Thomas Kernem-Om : Ce groupe de travail, animé au sein du Hub France IA, réunit une diversité d’acteurs de l’écosystème santé : soignants, juristes, experts métiers, spécialistes en IA et en cybersécurité, ainsi que des entreprises et start-ups. Ensemble, nous explorons les opportunités offertes par l’IA dans ce domaine tout en identifiant les risques pour promouvoir une approche éthique, responsable et souveraine. Notre feuille de route s’articule autour de plusieurs axes, depuis les usages jusqu’à la règlementation, en passant par la durabilité environnementale, sociale et économique, sans oublier la cybersécurité. Sur ce dernier point, nous collaborons notamment avec le Campus Cyber national, qui fédère les principaux acteurs nationaux et internationaux du secteur, et avons commencé à discuter avec l’APSSIS (Association pour la sécurité des systèmes d’information de santé).
Vous avez lancé une grande enquête nationale sur l’adoption et les cas d’usage de l’IA en santé. De quoi s’agit-il ?
Effectivement, notre action phare cette année vise à mesurer l’adoption réelle de l’IA dans le secteur de la santé, en identifiant les usages actuels et les attentes du terrain. Menée avec le soutien de la Direction générale des entreprises (DGE) et l’aimable participation de la Haute Autorité de santé (HAS), cette enquête s’adresse à tous les professionnels des secteurs sanitaire et médico-social. Concrètement, nous cherchons à dresser un état des lieux objectif et représentatif, pour éclairer les politiques publiques sur les leviers d’adoption, les besoins en formation, en financement ou en accompagnement. Ce travail s’inscrit dans la continuité d’initiatives régionales ou nationale comme l’« Enquête sur les usages et l’offre d’IA en santé dans le Grand Ouest », ou encore le « Baromètre IA en santé », avec pour ambition de nourrir la stratégie nationale sur l’IA et les données de santé.
Comment procédez-vous concrètement ?
Notre objectif est de recueillir des données de terrain issues de l’ensemble du territoire français, y compris des Outre-mer, en mobilisant l’ensemble des professions médicales et paramédicales. Cette approche nous permettra de proposer une stratification fine des résultats par métier, secteur d’activité ou localisation géographique. Il s’agit d’un travail complexe, car le niveau d’adoption de l’IA peut varier considérablement au sein d’une même profession. Par exemple, un infirmier exerçant en EHPAD n’aura pas les mêmes usages ou besoins qu’un infirmier de bloc opératoire. Nous cherchons donc à identifier précisément dans quels segments du système de santé l’IA est la plus – ou la moins – adoptée, et pourquoi. Certains domaines, comme l’imagerie médicale, sont déjà bien avancés. D’autres, beaucoup moins. Comprendre ces écarts, en analyser les causes, est essentiel pour orienter les politiques d’accompagnement.
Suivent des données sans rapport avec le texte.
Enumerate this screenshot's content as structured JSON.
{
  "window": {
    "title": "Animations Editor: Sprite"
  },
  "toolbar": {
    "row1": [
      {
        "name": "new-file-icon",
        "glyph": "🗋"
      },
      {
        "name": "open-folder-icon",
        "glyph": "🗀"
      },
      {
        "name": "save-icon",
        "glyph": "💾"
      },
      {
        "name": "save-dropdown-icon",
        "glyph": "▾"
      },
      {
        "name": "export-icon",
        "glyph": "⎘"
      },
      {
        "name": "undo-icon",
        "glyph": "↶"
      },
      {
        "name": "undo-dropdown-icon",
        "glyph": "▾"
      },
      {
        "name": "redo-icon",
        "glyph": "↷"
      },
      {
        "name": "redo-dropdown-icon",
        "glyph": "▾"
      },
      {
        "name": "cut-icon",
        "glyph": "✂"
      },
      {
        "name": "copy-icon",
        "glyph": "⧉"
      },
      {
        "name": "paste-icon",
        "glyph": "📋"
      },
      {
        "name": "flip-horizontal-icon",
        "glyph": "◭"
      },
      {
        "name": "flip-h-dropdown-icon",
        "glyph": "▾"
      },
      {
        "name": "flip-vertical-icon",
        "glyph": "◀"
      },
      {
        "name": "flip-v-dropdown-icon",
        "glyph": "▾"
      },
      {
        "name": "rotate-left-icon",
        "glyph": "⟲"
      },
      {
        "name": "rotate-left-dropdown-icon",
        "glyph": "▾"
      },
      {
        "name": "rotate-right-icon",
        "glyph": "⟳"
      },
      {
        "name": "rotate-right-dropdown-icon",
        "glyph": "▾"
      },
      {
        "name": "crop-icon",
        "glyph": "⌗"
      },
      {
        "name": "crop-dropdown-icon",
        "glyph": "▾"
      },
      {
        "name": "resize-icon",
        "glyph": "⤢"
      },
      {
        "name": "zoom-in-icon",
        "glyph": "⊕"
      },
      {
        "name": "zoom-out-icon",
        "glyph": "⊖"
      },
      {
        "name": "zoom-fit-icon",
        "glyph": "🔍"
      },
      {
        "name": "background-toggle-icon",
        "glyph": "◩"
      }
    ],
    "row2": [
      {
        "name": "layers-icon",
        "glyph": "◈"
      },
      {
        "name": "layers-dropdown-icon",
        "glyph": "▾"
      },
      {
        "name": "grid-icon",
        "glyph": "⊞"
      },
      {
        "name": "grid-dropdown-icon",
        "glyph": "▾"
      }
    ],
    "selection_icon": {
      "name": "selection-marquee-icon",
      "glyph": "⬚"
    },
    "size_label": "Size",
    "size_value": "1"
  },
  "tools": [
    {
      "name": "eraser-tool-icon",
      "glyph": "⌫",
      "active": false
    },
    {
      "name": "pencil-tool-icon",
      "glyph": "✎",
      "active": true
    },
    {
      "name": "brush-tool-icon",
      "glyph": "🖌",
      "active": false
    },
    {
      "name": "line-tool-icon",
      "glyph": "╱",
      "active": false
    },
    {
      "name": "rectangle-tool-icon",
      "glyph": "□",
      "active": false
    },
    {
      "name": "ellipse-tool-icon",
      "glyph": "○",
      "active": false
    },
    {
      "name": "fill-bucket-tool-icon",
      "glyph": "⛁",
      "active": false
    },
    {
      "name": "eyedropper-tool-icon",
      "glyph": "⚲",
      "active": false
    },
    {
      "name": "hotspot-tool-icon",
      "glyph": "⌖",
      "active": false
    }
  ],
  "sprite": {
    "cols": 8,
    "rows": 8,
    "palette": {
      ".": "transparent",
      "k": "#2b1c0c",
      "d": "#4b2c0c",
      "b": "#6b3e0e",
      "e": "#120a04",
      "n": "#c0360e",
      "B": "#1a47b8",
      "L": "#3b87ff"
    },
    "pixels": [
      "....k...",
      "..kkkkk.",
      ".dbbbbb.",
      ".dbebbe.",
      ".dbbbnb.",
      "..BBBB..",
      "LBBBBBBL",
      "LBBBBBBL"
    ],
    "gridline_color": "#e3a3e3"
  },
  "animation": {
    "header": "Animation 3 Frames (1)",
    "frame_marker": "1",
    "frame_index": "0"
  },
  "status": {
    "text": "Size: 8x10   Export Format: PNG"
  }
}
Et les éditeurs de solutions dans tout cela ?
Ils sont pleinement intégrés dans notre démarche. Nous avons notamment engagé un dialogue avec les CHU, qui deviennent aussi développeurs de leurs propres outils, pour mieux comprendre leurs pratiques et leurs contraintes règlementaires. C’est pourquoi nous proposons deux questionnaires complémentaires, l’un pour les utilisateurs, l’autre pour les fournisseurs, y compris internes. Cette double approche permet une analyse croisée des usages et des offres. De nombreux éditeurs privés ont déjà participé, et nous incitons fortement les CHU et éditeurs publics à se joindre au mouvement. Cela dit, le taux de réponse est satisfaisant, en particulier côté utilisateurs. Nous avons entamé l’analyse des résultats, avec une publication prévue à l’automne 2025. Nous cherchons à présent à recueillir des témoignages concrets pour illustrer les données avec des exemples de terrain, qu’ils soient positifs ou négatifs.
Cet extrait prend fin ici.